According to the Law Society, anyone who wants to file a complaint of professional misconduct against a lawyer may be asked to put up a deposit of up to S$1,000 to cover costs incurred by the lawyer in defending against the complaint.
If an independent inquiry panel finds the complaint frivolous or vexatious, it can order the complainant to use the deposit to pay the respondent lawyer costs incurred in the inquiry proceedings, including expert witness fees, transport costs and the lawyer’s own legal fees.
The Institute of Singapore Chartered Accountants also requires a deposit of S$1,000 on any person lodging a complaint against a member which will be used as payment for any costs and expenses incurred in dealing with the complaint. "Where the complaint is found to be frivolous or vexatious, the sum deposited shall be forfeited," it says on its website.
It is time MOH and SMC consider imposing similar rules on complainants, including getting them to pay costs if their cases are dismissed, so as to deter frivolous and unnecessary complaints.
MOH should also take legal action against complainants who make false accusations against doctors. After all, complainants have to make a statutory declaration when lodging their complaints.
These proposed measures would not deter genuine complaints. In fact, if unnecessary and frivolous complaints are filtered out, SMC can focus its resources on the genuine complaints.
Many doctors hope that the MOH workgroup’s final recommendations would include measures to clamp down on vexatious complaints by patients.
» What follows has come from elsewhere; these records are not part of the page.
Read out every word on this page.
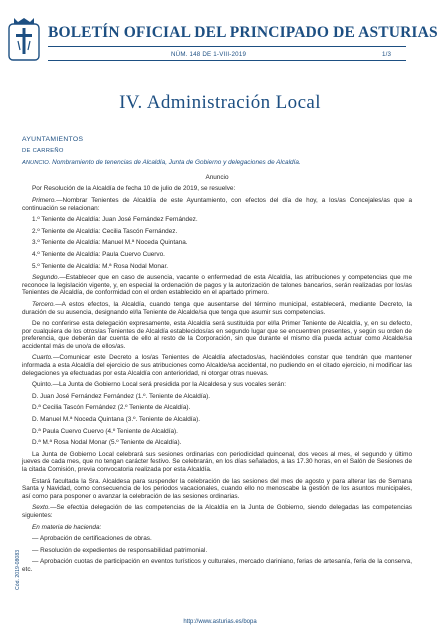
BOLETÍN OFICIAL DEL PRINCIPADO DE ASTURIAS
NÚM. 148 DE 1-VIII-2019	1/3
IV. Administración Local

AYUNTAMIENTOS

DE CARREÑO

ANUNCIO. Nombramiento de tenencias de Alcaldía, Junta de Gobierno y delegaciones de Alcaldía.

Anuncio

Por Resolución de la Alcaldía de fecha 10 de julio de 2019, se resuelve:

Primero.—Nombrar Tenientes de Alcaldía de este Ayuntamiento, con efectos del día de hoy, a los/as Concejales/as que a continuación se relacionan:

1.º Teniente de Alcaldía: Juan José Fernández Fernández.

2.º Teniente de Alcaldía: Cecilia Tascón Fernández.

3.º Teniente de Alcaldía: Manuel M.ª Noceda Quintana.

4.º Teniente de Alcaldía: Paula Cuervo Cuervo.

5.º Teniente de Alcaldía: M.ª Rosa Nodal Monar.

Segundo.—Establecer que en caso de ausencia, vacante o enfermedad de esta Alcaldía, las atribuciones y competencias que me reconoce la legislación vigente, y, en especial la ordenación de pagos y la autorización de talones bancarios, serán realizadas por los/as Tenientes de Alcaldía, de conformidad con el orden establecido en el apartado primero.

Tercero.—A estos efectos, la Alcaldía, cuando tenga que ausentarse del término municipal, establecerá, mediante Decreto, la duración de su ausencia, designando el/la Teniente de Alcalde/sa que tenga que asumir sus competencias.

De no conferirse esta delegación expresamente, esta Alcaldía será sustituida por el/la Primer Teniente de Alcaldía, y, en su defecto, por cualquiera de los otros/as Tenientes de Alcaldía establecidos/as en segundo lugar que se encuentren presentes, y según su orden de preferencia, que deberán dar cuenta de ello al resto de la Corporación, sin que durante el mismo día pueda actuar como Alcalde/sa accidental más de uno/a de ellos/as.

Cuarto.—Comunicar este Decreto a los/as Tenientes de Alcaldía afectados/as, haciéndoles constar que tendrán que mantener informada a esta Alcaldía del ejercicio de sus atribuciones como Alcalde/sa accidental, no pudiendo en el citado ejercicio, ni modificar las delegaciones ya efectuadas por esta Alcaldía con anterioridad, ni otorgar otras nuevas.

Quinto.—La Junta de Gobierno Local será presidida por la Alcaldesa y sus vocales serán:

D. Juan José Fernández Fernández (1.º. Teniente de Alcaldía).

D.ª Cecilia Tascón Fernández (2.º Teniente de Alcaldía).

D. Manuel M.ª Noceda Quintana (3.º. Teniente de Alcaldía).

D.ª Paula Cuervo Cuervo (4.º Teniente de Alcaldía).

D.ª M.ª Rosa Nodal Monar (5.º Teniente de Alcaldía).

La Junta de Gobierno Local celebrará sus sesiones ordinarias con periodicidad quincenal, dos veces al mes, el segundo y último jueves de cada mes, que no tengan carácter festivo. Se celebrarán, en los días señalados, a las 17.30 horas, en el Salón de Sesiones de la citada Comisión, previa convocatoria realizada por esta Alcaldía.

Estará facultada la Sra. Alcaldesa para suspender la celebración de las sesiones del mes de agosto y para alterar las de Semana Santa y Navidad, como consecuencia de los periodos vacacionales, cuando ello no menoscabe la gestión de los asuntos municipales, así como para posponer o avanzar la celebración de las sesiones ordinarias.

Sexto.—Se efectúa delegación de las competencias de la Alcaldía en la Junta de Gobierno, siendo delegadas las competencias siguientes:

En materia de hacienda:

— Aprobación de certificaciones de obras.

— Resolución de expedientes de responsabilidad patrimonial.

— Aprobación cuotas de participación en eventos turísticos y culturales, mercado clariniano, ferias de artesanía, feria de la conserva, etc.

Cód. 2019-08083
http://www.asturias.es/bopa
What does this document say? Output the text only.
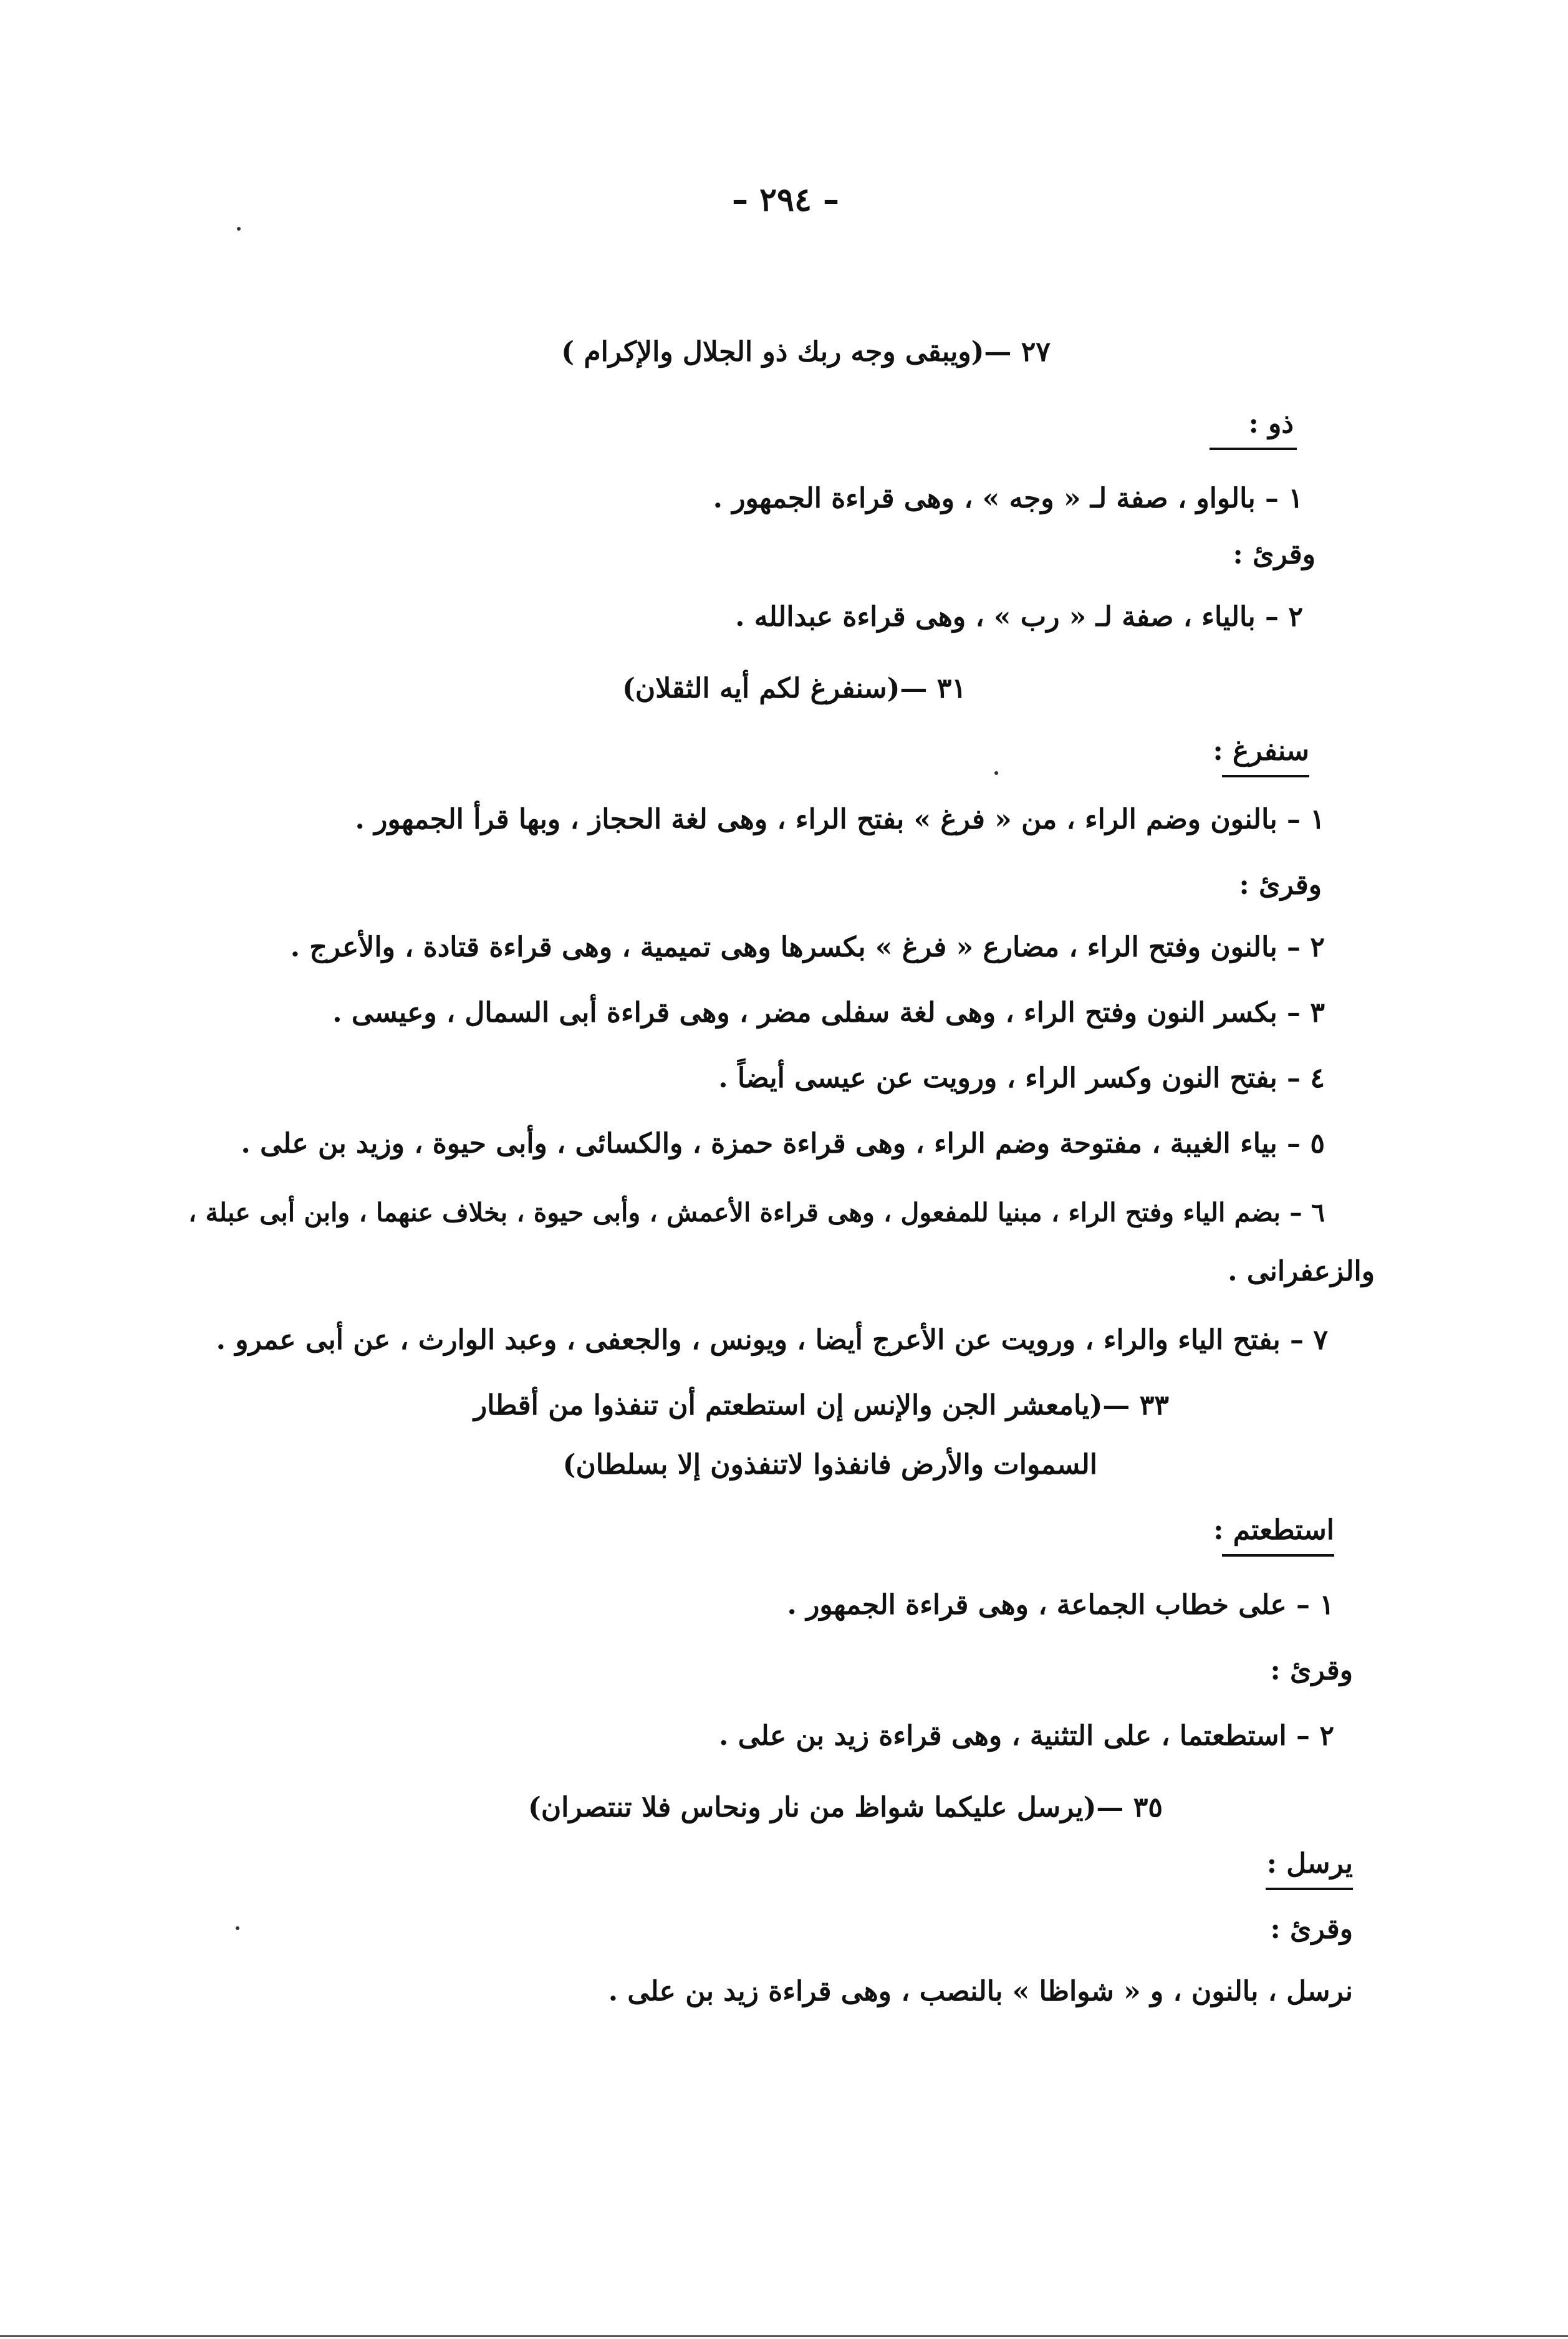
– ٢٩٤ –
٢٧ —(ويبقى وجه ربك ذو الجلال والإكرام )
ذو :
١ – بالواو ، صفة لـ « وجه » ، وهى قراءة الجمهور .
وقرئ :
٢ – بالياء ، صفة لـ « رب » ، وهى قراءة عبدالله .
٣١ —(سنفرغ لكم أيه الثقلان)
سنفرغ :
١ – بالنون وضم الراء ، من « فرغ » بفتح الراء ، وهى لغة الحجاز ، وبها قرأ الجمهور .
وقرئ :
٢ – بالنون وفتح الراء ، مضارع « فرغ » بكسرها وهى تميمية ، وهى قراءة قتادة ، والأعرج .
٣ – بكسر النون وفتح الراء ، وهى لغة سفلى مضر ، وهى قراءة أبى السمال ، وعيسى .
٤ – بفتح النون وكسر الراء ، ورويت عن عيسى أيضاً .
٥ – بياء الغيبة ، مفتوحة وضم الراء ، وهى قراءة حمزة ، والكسائى ، وأبى حيوة ، وزيد بن على .
٦ – بضم الياء وفتح الراء ، مبنيا للمفعول ، وهى قراءة الأعمش ، وأبى حيوة ، بخلاف عنهما ، وابن أبى عبلة ،
والزعفرانى .
٧ – بفتح الياء والراء ، ورويت عن الأعرج أيضا ، ويونس ، والجعفى ، وعبد الوارث ، عن أبى عمرو .
٣٣ —(يامعشر الجن والإنس إن استطعتم أن تنفذوا من أقطار
السموات والأرض فانفذوا لاتنفذون إلا بسلطان)
استطعتم :
١ – على خطاب الجماعة ، وهى قراءة الجمهور .
وقرئ :
٢ – استطعتما ، على التثنية ، وهى قراءة زيد بن على .
٣٥ —(يرسل عليكما شواظ من نار ونحاس فلا تنتصران)
يرسل :
وقرئ :
نرسل ، بالنون ، و « شواظا » بالنصب ، وهى قراءة زيد بن على .
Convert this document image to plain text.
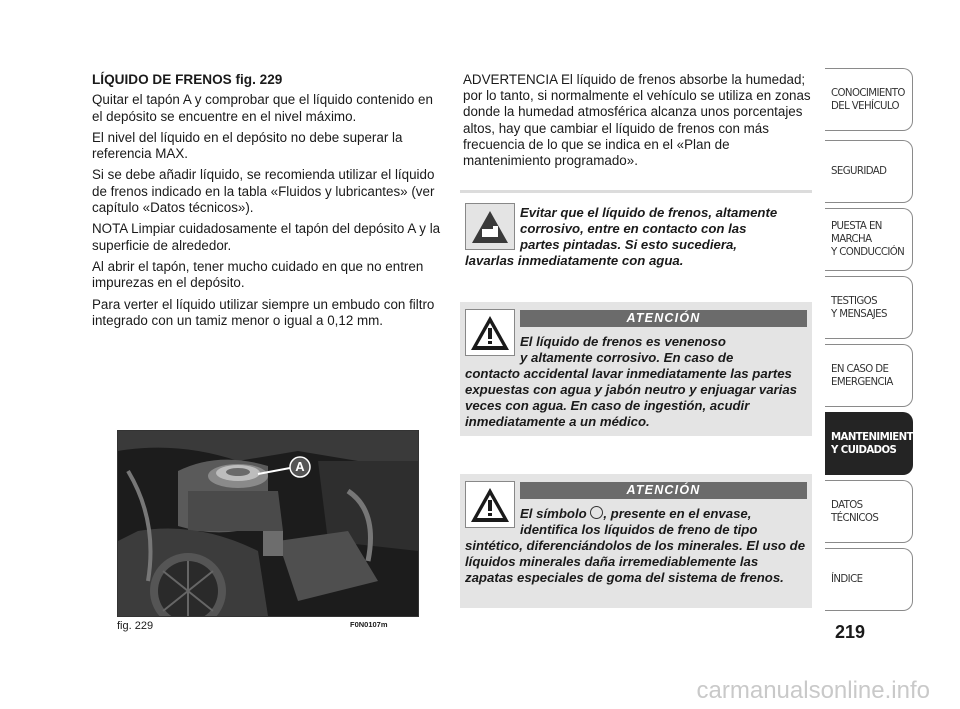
LÍQUIDO DE FRENOS fig. 229

Quitar el tapón A y comprobar que el líquido contenido en el depósito se encuentre en el nivel máximo.

El nivel del líquido en el depósito no debe superar la referencia MAX.

Si se debe añadir líquido, se recomienda utilizar el líquido de frenos indicado en la tabla «Fluidos y lubricantes» (ver capítulo «Datos técnicos»).

NOTA Limpiar cuidadosamente el tapón del depósito A y la superficie de alrededor.

Al abrir el tapón, tener mucho cuidado en que no entren impurezas en el depósito.

Para verter el líquido utilizar siempre un embudo con filtro integrado con un tamiz menor o igual a 0,12 mm.

ADVERTENCIA El líquido de frenos absorbe la humedad; por lo tanto, si normalmente el vehículo se utiliza en zonas donde la humedad atmosférica alcanza unos porcentajes altos, hay que cambiar el líquido de frenos con más frecuencia de lo que se indica en el «Plan de mantenimiento programado».

Evitar que el líquido de frenos, altamente

corrosivo, entre en contacto con las
partes pintadas. Si esto sucediera,
lavarlas inmediatamente con agua.
ATENCIÓN
El líquido de frenos es venenoso

y altamente corrosivo. En caso de
contacto accidental lavar inmediatamente las partes expuestas con agua y jabón neutro y enjuagar varias veces con agua. En caso de ingestión, acudir inmediatamente a un médico.
ATENCIÓN
El símbolo , presente en el envase,

identifica los líquidos de freno de tipo
sintético, diferenciándolos de los minerales. El uso de líquidos minerales daña irremediablemente las zapatas especiales de goma del sistema de frenos.
A
fig. 229	F0N0107m
CONOCIMIENTO
DEL VEHÍCULO
SEGURIDAD
PUESTA EN
MARCHA
Y CONDUCCIÓN
TESTIGOS
Y MENSAJES
EN CASO DE
EMERGENCIA
MANTENIMIENTO
Y CUIDADOS
DATOS
TÉCNICOS
ÍNDICE
219
carmanualsonline.info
This would go some way in making the SMC disciplinary process fairer. More importantly, it would help to prevent healthcare costs from spiralling upwards due to defensive medicine.
ABOUT THE AUTHOR:
Dr Desmond Wai is a gastroenterologist and hepatologist in private practice.
An earlier version of this commentary stated that the Singapore Law Society charges an administrative fee of S$1,000 when someone lodges a complaint against a lawyer and that if the complaint is found to be vexatious or untrue, the complainant would have to pay for the costs of the investigation and loss of income of the complainee. This is incorrect. There is no administrative fee to be paid for filing a complaint, but complainants may be required to put up a deposit of up to S$1,000 to cover costs. If the complaint is dismissed by an independent inquiry committee, the deposit will be used to pay the respondent lawyer costs he has incurred in the inquiry proceedings. Such a cost order does not extend to the costs of the inquiry committee and/or to the loss of income of the respondent lawyer. We apologise for the error.